Again, I don't agree - it would cause less headaches, as REST is somewhat of a standard rather than an ad hoc api. There are many advantages to having a consistent RESTful api.

> All features should be accessible through an API
> ------------------------------------------------
>
>                 Key: CONNECTORS-56
>                 URL: https://issues.apache.org/jira/browse/CONNECTORS-56
>             Project: Apache Connectors Framework
>          Issue Type: Sub-task
>          Components: Framework core
>            Reporter: Jack Krupansky
>            Assignee: Karl Wright
>
> LCF consists of a full-featured crawling engine and a full-featured user interface to access the features of that engine, but some applications are better served with a full API that lets the application control the crawling engine, including creation and editing of connections and creation, editing, and control of jobs. Put simply, everything that a user can accomplish via the LCF UI should be doable through an LCF API. All LCF objects should be queryable through the API.
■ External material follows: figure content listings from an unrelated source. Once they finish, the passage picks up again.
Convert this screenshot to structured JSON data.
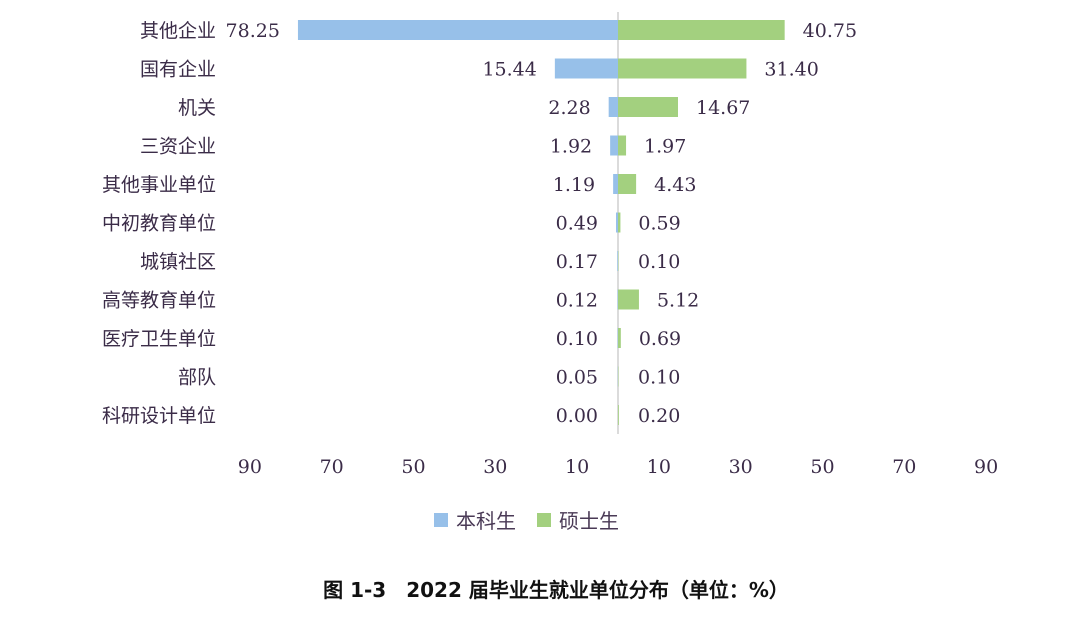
{
  "chart_data": {
    "type": "bar",
    "orientation": "horizontal-diverging",
    "title": "图 1-3　2022 届毕业生就业单位分布（单位：%）",
    "categories": [
      "其他企业",
      "国有企业",
      "机关",
      "三资企业",
      "其他事业单位",
      "中初教育单位",
      "城镇社区",
      "高等教育单位",
      "医疗卫生单位",
      "部队",
      "科研设计单位"
    ],
    "series": [
      {
        "name": "本科生",
        "color": "#97c0e9",
        "side": "left",
        "values": [
          78.25,
          15.44,
          2.28,
          1.92,
          1.19,
          0.49,
          0.17,
          0.12,
          0.1,
          0.05,
          0.0
        ],
        "labels": [
          "78.25",
          "15.44",
          "2.28",
          "1.92",
          "1.19",
          "0.49",
          "0.17",
          "0.12",
          "0.10",
          "0.05",
          "0.00"
        ]
      },
      {
        "name": "硕士生",
        "color": "#a3d07f",
        "side": "right",
        "values": [
          40.75,
          31.4,
          14.67,
          1.97,
          4.43,
          0.59,
          0.1,
          5.12,
          0.69,
          0.1,
          0.2
        ],
        "labels": [
          "40.75",
          "31.40",
          "14.67",
          "1.97",
          "4.43",
          "0.59",
          "0.10",
          "5.12",
          "0.69",
          "0.10",
          "0.20"
        ]
      }
    ],
    "xlim": [
      -90,
      90
    ],
    "xticks": [
      -90,
      -70,
      -50,
      -30,
      -10,
      10,
      30,
      50,
      70,
      90
    ],
    "xtick_labels": [
      "90",
      "70",
      "50",
      "30",
      "10",
      "10",
      "30",
      "50",
      "70",
      "90"
    ],
    "grid": false,
    "legend_position": "bottom"
  }
}
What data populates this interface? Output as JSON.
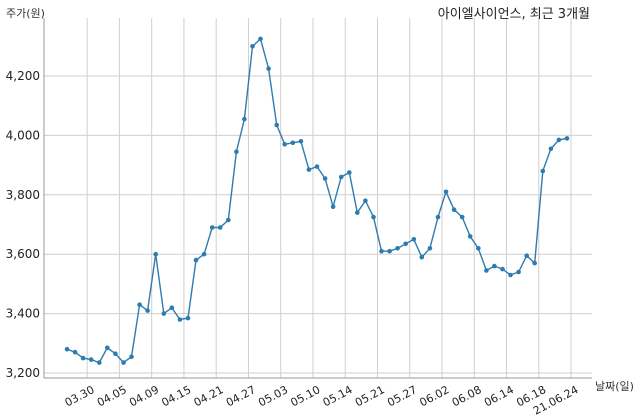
{
  "chart_data": {
    "type": "line",
    "title": "아이엘사이언스, 최근 3개월",
    "ylabel": "주가(원)",
    "xlabel": "날짜(일)",
    "ylim": [
      3200,
      4400
    ],
    "yticks": [
      3200,
      3400,
      3600,
      3800,
      4000,
      4200
    ],
    "ytick_labels": [
      "3,200",
      "3,400",
      "3,600",
      "3,800",
      "4,000",
      "4,200"
    ],
    "xtick_labels": [
      "03.30",
      "04.05",
      "04.09",
      "04.15",
      "04.21",
      "04.27",
      "05.03",
      "05.10",
      "05.14",
      "05.21",
      "05.27",
      "06.02",
      "06.08",
      "06.14",
      "06.18",
      "21.06.24"
    ],
    "xtick_positions": [
      2.5,
      6.5,
      10.5,
      14.5,
      18.5,
      22.5,
      26.5,
      30.5,
      34.5,
      38.5,
      42.5,
      46.5,
      50.5,
      54.5,
      58.5,
      62.5
    ],
    "grid": true,
    "line_color": "#2e7bb0",
    "series": [
      {
        "values": [
          3280,
          3270,
          3250,
          3245,
          3235,
          3285,
          3265,
          3235,
          3255,
          3430,
          3410,
          3600,
          3400,
          3420,
          3380,
          3385,
          3580,
          3600,
          3690,
          3690,
          3715,
          3945,
          4055,
          4300,
          4325,
          4225,
          4035,
          3970,
          3975,
          3980,
          3885,
          3895,
          3855,
          3760,
          3860,
          3875,
          3740,
          3780,
          3725,
          3610,
          3610,
          3620,
          3635,
          3650,
          3590,
          3620,
          3725,
          3810,
          3750,
          3725,
          3660,
          3620,
          3545,
          3560,
          3550,
          3530,
          3540,
          3595,
          3570,
          3880,
          3955,
          3985,
          3990
        ]
      }
    ]
  }
}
> A primary use case is Solr applications which currently use Aperture for crawling, but would prefer the full-featured capabilities of LCF as a crawling engine over Aperture.
> I do not wish to over-specify the API in this initial description, but I think the LCF API should probably be a traditional REST API., with some of the API elements specified via the context path, some parameters via URL query parameters, and complex, detailed structures as JSON (or similar.). The precise details of the API are beyond the scope of this initial description and will be added incrementally once the high-level approach to the API becomes reasonably settled.
> A job status and event reporting scheme is also needed in conjunction with the LCF API. That requirement has already been captured as CONNECTORS-41.
> The intention for the API is to create, edit, access, and control all of the objects managed by LCF. The main focus is on repositories, jobs, and status, and less about document-specific crawling information, but there may be some benefit to querying crawling status for individual documents as well.
> Nothing in this proposal should in any way limit or constrain the features that will be available in the LCF UI. The intent is that LCF should continue to have a full-featured UI, but in addition to a full-featured API.
> Note: This issue is part of Phase 2 of the CONNECTORS-50 umbrella issue.